26 avril 2017 / 13:18 / dans 7 mois

Les emprunteurs en zone euro profitent du soulagement français

par Abhinav Ramnarayan

LONDRES, 26 avril (Reuters) - Le soulagement provoqué sur les marchés par les résultats du premier tour de l‘élection présidentielle française fournissent indirectement aux emprunteurs souverains de la zone euro une occasion rare d‘emprunter à long terme à des taux historiquement bas et plusieurs ont déjà saisi cette opportunité.

Les émetteurs souverains ou assimilés peuvent ainsi espérer tirer parti de la tendance actuelle en émettant jusqu‘à 40 milliards d‘euros de titres en cinq semaines par le biais d‘emprunts syndiqués, selon trois spécialistes qui travaillent régulièrement avec les agences nationales de gestion de la dette publique.

L‘Espagne a lancé mercredi une émission de titres à dix ans indexés sur l‘inflation qui a suscité une demande de plus de 16,5 milliards d‘euros.

Dans un emprunt syndiqué, l‘emprunteur mandate des banques qui assurent le placement des titres directement auprès des investisseurs.

“Le marché semble dans une forme éclatante”, a dit un banquier qui a participé mardi à une émission syndiquée du Fonds européen de stabilité financière (FESF). “Les investisseurs utilisent généralement la France comme référence pour le FESF, et avec le rally (des emprunts d‘Etat français) après le premier tour, le moment était idéal pour réaliser cette opération.”

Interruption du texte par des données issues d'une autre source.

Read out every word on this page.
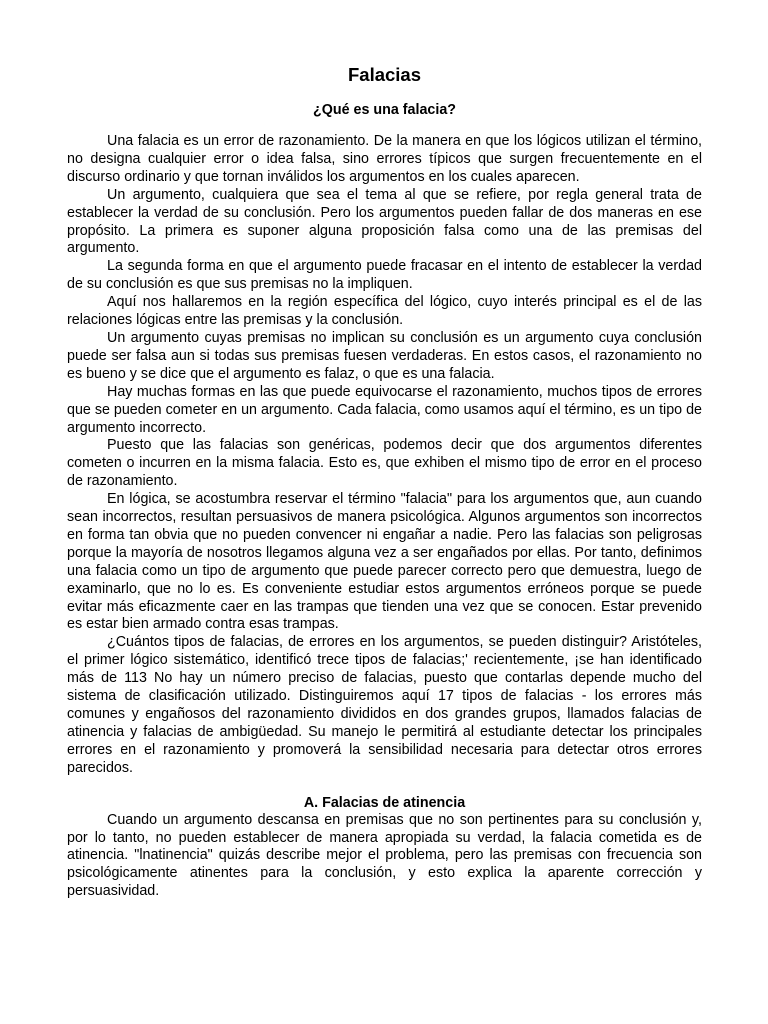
Falacias
¿Qué es una falacia?

Una falacia es un error de razonamiento. De la manera en que los lógicos utilizan el término, no designa cualquier error o idea falsa, sino errores típicos que surgen frecuentemente en el discurso ordinario y que tornan inválidos los argumentos en los cuales aparecen.

Un argumento, cualquiera que sea el tema al que se refiere, por regla general trata de establecer la verdad de su conclusión. Pero los argumentos pueden fallar de dos maneras en ese propósito. La primera es suponer alguna proposición falsa como una de las premisas del argumento.

La segunda forma en que el argumento puede fracasar en el intento de establecer la verdad de su conclusión es que sus premisas no la impliquen.

Aquí nos hallaremos en la región específica del lógico, cuyo interés principal es el de las relaciones lógicas entre las premisas y la conclusión.

Un argumento cuyas premisas no implican su conclusión es un argumento cuya conclusión puede ser falsa aun si todas sus premisas fuesen verdaderas. En estos casos, el razonamiento no es bueno y se dice que el argumento es falaz, o que es una falacia.

Hay muchas formas en las que puede equivocarse el razonamiento, muchos tipos de errores que se pueden cometer en un argumento. Cada falacia, como usamos aquí el término, es un tipo de argumento incorrecto.

Puesto que las falacias son genéricas, podemos decir que dos argumentos diferentes cometen o incurren en la misma falacia. Esto es, que exhiben el mismo tipo de error en el proceso de razonamiento.

En lógica, se acostumbra reservar el término "falacia" para los argumentos que, aun cuando sean incorrectos, resultan persuasivos de manera psicológica. Algunos argumentos son incorrectos en forma tan obvia que no pueden convencer ni engañar a nadie. Pero las falacias son peligrosas porque la mayoría de nosotros llegamos alguna vez a ser engañados por ellas. Por tanto, definimos una falacia como un tipo de argumento que puede parecer correcto pero que demuestra, luego de examinarlo, que no lo es. Es conveniente estudiar estos argumentos erróneos porque se puede evitar más eficazmente caer en las trampas que tienden una vez que se conocen. Estar prevenido es estar bien armado contra esas trampas.

¿Cuántos tipos de falacias, de errores en los argumentos, se pueden distinguir? Aristóteles, el primer lógico sistemático, identificó trece tipos de falacias;' recientemente, ¡se han identificado más de 113 No hay un número preciso de falacias, puesto que contarlas depende mucho del sistema de clasificación utilizado. Distinguiremos aquí 17 tipos de falacias - los errores más comunes y engañosos del razonamiento divididos en dos grandes grupos, llamados falacias de atinencia y falacias de ambigüedad. Su manejo le permitirá al estudiante detectar los principales errores en el razonamiento y promoverá la sensibilidad necesaria para detectar otros errores parecidos.

A. Falacias de atinencia

Cuando un argumento descansa en premisas que no son pertinentes para su conclusión y, por lo tanto, no pueden establecer de manera apropiada su verdad, la falacia cometida es de atinencia. "lnatinencia" quizás describe mejor el problema, pero las premisas con frecuencia son psicológicamente atinentes para la conclusión, y esto explica la aparente corrección y persuasividad.
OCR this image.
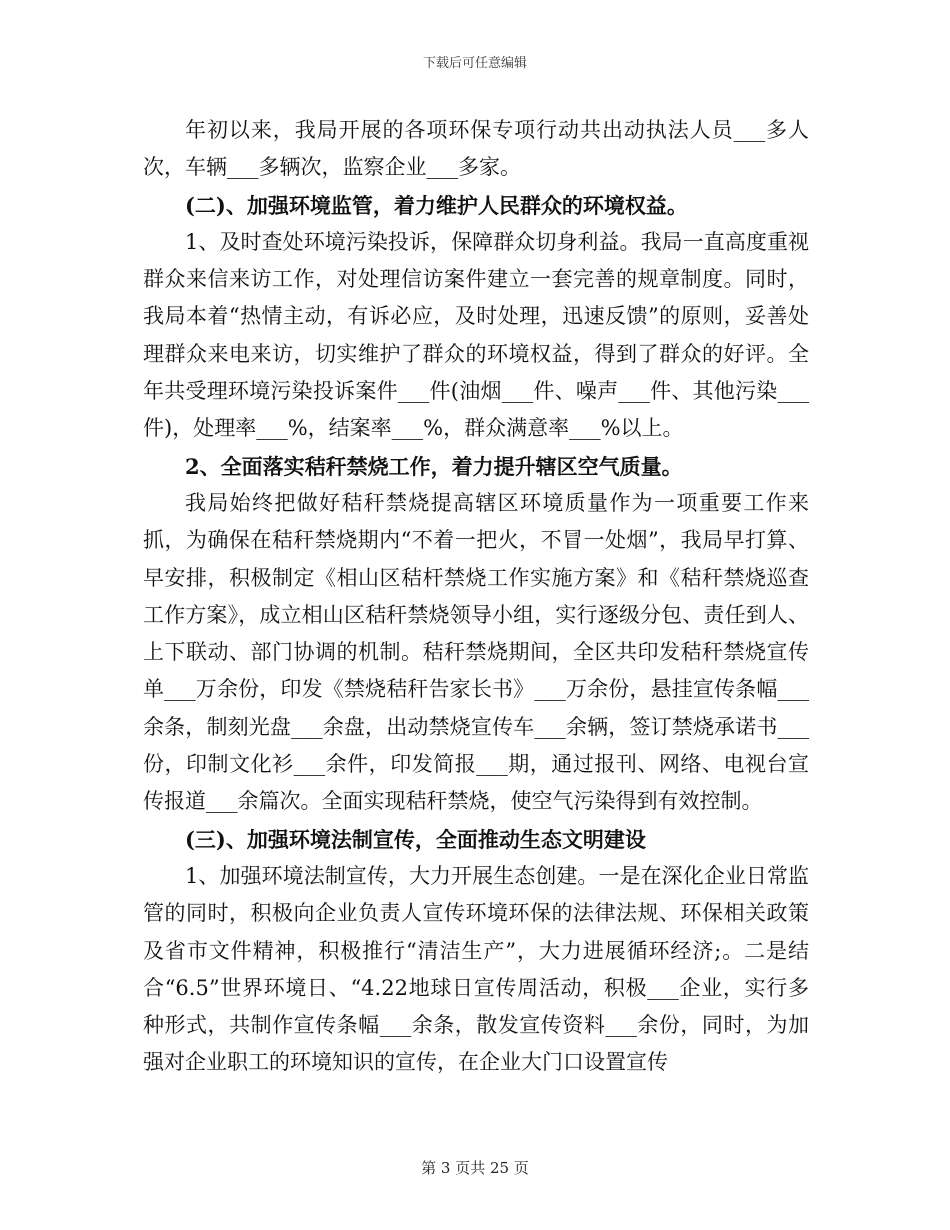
下载后可任意编辑

年初以来，我局开展的各项环保专项行动共出动执法人员___多人次，车辆___多辆次，监察企业___多家。

(二)、加强环境监管，着力维护人民群众的环境权益。

1、及时查处环境污染投诉，保障群众切身利益。我局一直高度重视群众来信来访工作，对处理信访案件建立一套完善的规章制度。同时，我局本着“热情主动，有诉必应，及时处理，迅速反馈”的原则，妥善处理群众来电来访，切实维护了群众的环境权益，得到了群众的好评。全年共受理环境污染投诉案件___件(油烟___件、噪声___件、其他污染___件)，处理率___%，结案率___%，群众满意率___%以上。

2、全面落实秸秆禁烧工作，着力提升辖区空气质量。

我局始终把做好秸秆禁烧提高辖区环境质量作为一项重要工作来抓，为确保在秸秆禁烧期内“不着一把火，不冒一处烟”，我局早打算、早安排，积极制定《相山区秸杆禁烧工作实施方案》和《秸秆禁烧巡查工作方案》，成立相山区秸秆禁烧领导小组，实行逐级分包、责任到人、上下联动、部门协调的机制。秸秆禁烧期间，全区共印发秸秆禁烧宣传单___万余份，印发《禁烧秸秆告家长书》___万余份，悬挂宣传条幅___余条，制刻光盘___余盘，出动禁烧宣传车___余辆，签订禁烧承诺书___份，印制文化衫___余件，印发简报___期，通过报刊、网络、电视台宣传报道___余篇次。全面实现秸秆禁烧，使空气污染得到有效控制。

(三)、加强环境法制宣传，全面推动生态文明建设

1、加强环境法制宣传，大力开展生态创建。一是在深化企业日常监管的同时，积极向企业负责人宣传环境环保的法律法规、环保相关政策及省市文件精神，积极推行“清洁生产”，大力进展循环经济;。二是结合“6.5”世界环境日、“4.22地球日宣传周活动，积极___企业，实行多种形式，共制作宣传条幅___余条，散发宣传资料___余份，同时，为加强对企业职工的环境知识的宣传，在企业大门口设置宣传

第 3 页共 25 页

L‘écart entre les rendements à dix ans français et allemand est tombé lundi à son plus bas niveau depuis la mi-décembre, à 43 points de base.

Au-delà, les résultats du scrutin français de dimanche, qui éloignent aux yeux des investisseurs le risque d‘une remise en cause de la place de la France dans l‘Union européenne et d‘un abandon de l‘euro, ont profité à tous les pays les mieux notés de la région en suscitant un regain de goût du risque.

LE FESF A BOUCLÉ LA PLUS GROSSE ÉMISSION DE SON HISTOIRE

Les coûts d‘emprunts espagnols et italiens sont ainsi revenus 25 à 30 points de base en dessous de leurs plus hauts de l‘année.

Le soutien apporté par le contexte politique est bienvenu puisque la Banque centrale européenne (BCE) vient de réduire le montant qu‘elle consacre à des achats de titres sur les marchés, le ramenant de 80 à 60 milliards d‘euros par mois.

Le FESF a pour sa part placé pour huit milliards d‘euros de titres à 10 et 26 ans. Cette émission, la plus grosse de son histoire, est deux fois supérieure au volume attendu par les banques et elle a suscité une demande de 21 milliards.

Des banquiers expliquent que des emprunts syndiqués français, italien et belge pourraient suivre dans les semaines à venir. L‘Agence France Trésor, qui envisage une nouvelle émission “benchmark” à 30 ans, devrait toutefois attendre que le deuxième tour de la présidentielle, le 7 mai, soit passé.

L‘opération pourrait notamment fournir de nouvelles indications sur le regain d‘intérêt des investisseurs japonais pour le marché obligataire français, dont ils s‘étaient détournés en début d‘année face aux risques liés à la présidentielle, dont celui d‘une victoire de Marine Le Pen, la candidate du Front national.

Plus largement, “de nombreux investisseurs avaient des liquidités disponibles dans l‘attente du scrutin français et maintenant, ils sont prêts à les employer. On pourrait facilement assister à 30 ou 40 milliards d‘euros d‘émissions d‘obligations du secteur public d‘ici la fin mai”, a dit un autre banquier.

Deux autres spécialistes du marché ont validé cette estimation tout en soulignant que le résultat de la présidentielle française serait décisif.